Sono punti di incontro, rituali, esperienze condivise.
I Passi del Turchino e del Faiallo sono esattamente questo:
curve, ritmo, motori… ma soprattutto persone. Motociclisti che salgono, scendono, si incrociano, si riconoscono.
È qui che nasce questo lavoro con PicMood.
Il servizio è semplice solo in apparenza:
posizionarsi lungo il percorso e fotografare il passaggio dei motociclisti.
In realtà, è molto di più.
È osservazione, tempismo, capacità di leggere il movimento e anticipare ciò che sta per accadere.
Ogni passaggio è diverso: c’è chi affronta la curva con decisione, chi con fluidità, chi cerca la traiettoria perfetta e chi semplicemente si gode il momento.

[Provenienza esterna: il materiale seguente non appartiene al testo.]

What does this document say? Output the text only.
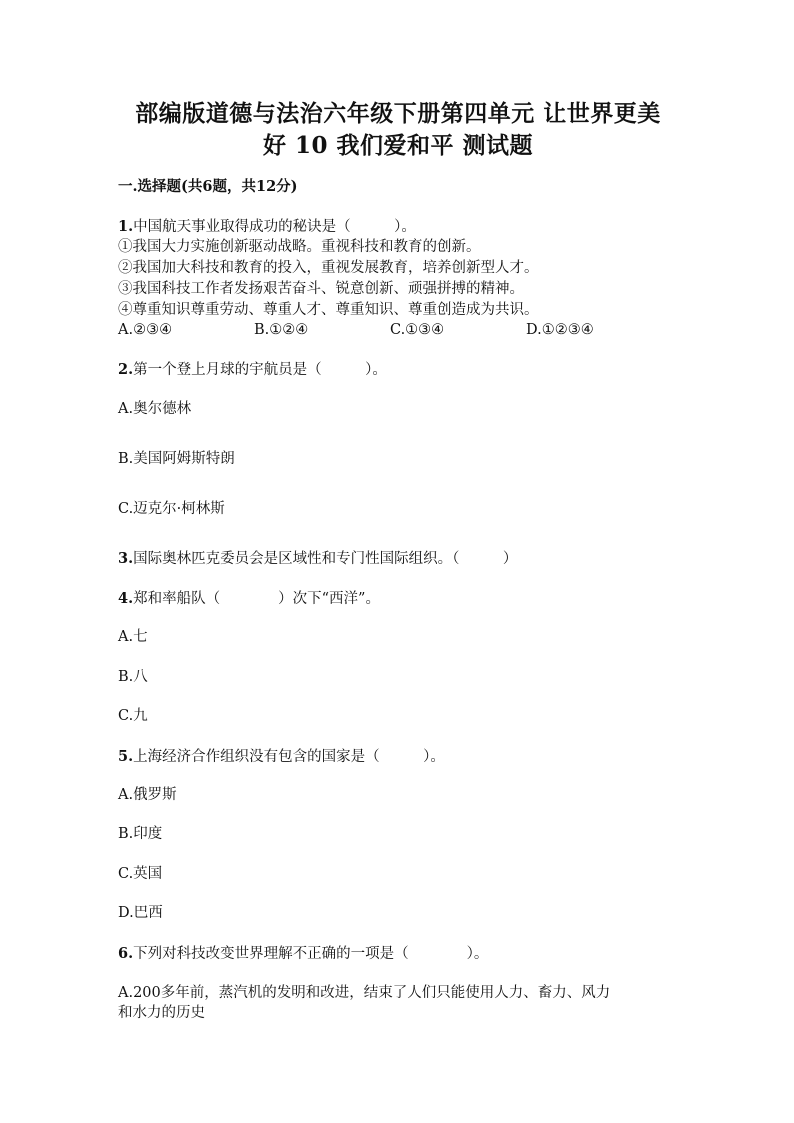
部编版道德与法治六年级下册第四单元 让世界更美
好 10 我们爱和平 测试题
一.选择题(共6题，共12分)
1.中国航天事业取得成功的秘诀是（　　　）。
①我国大力实施创新驱动战略。重视科技和教育的创新。
②我国加大科技和教育的投入，重视发展教育，培养创新型人才。
③我国科技工作者发扬艰苦奋斗、锐意创新、顽强拼搏的精神。
④尊重知识尊重劳动、尊重人才、尊重知识、尊重创造成为共识。
A.②③④	B.①②④	C.①③④	D.①②③④
2.第一个登上月球的宇航员是（　　　）。
A.奥尔德林
B.美国阿姆斯特朗
C.迈克尔·柯林斯
3.国际奥林匹克委员会是区域性和专门性国际组织。（　　　）
4.郑和率船队（　　　　）次下“西洋”。
A.七
B.八
C.九
5.上海经济合作组织没有包含的国家是（　　　）。
A.俄罗斯
B.印度
C.英国
D.巴西
6.下列对科技改变世界理解不正确的一项是（　　　　）。
A.200多年前，蒸汽机的发明和改进，结束了人们只能使用人力、畜力、风力
和水力的历史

Ma la parte più interessante non è solo la guida.
È l’interazione.
Gli sguardi verso la fotocamera, i gesti, i cenni con la mano, le reazioni spontanee quando si accorgono di essere fotografati.
In quei pochi secondi si crea una connessione: tra chi guida e chi racconta.
Attraverso la piattaforma PicMood, queste immagini diventano poi accessibili e acquistabili, permettendo ai motociclisti di ritrovare il proprio passaggio e portarsi a casa un ricordo autentico di quella giornata.
Dal punto di vista fotografico, il lavoro è tutt’altro che semplice.
Velocità, luce variabile, traiettorie imprevedibili: ogni scatto richiede precisione, attenzione e continuità.
Ma è proprio questo il bello.
Perché alla fine non si tratta solo di fotografare delle moto.
Si tratta di raccontare una passione in movimento.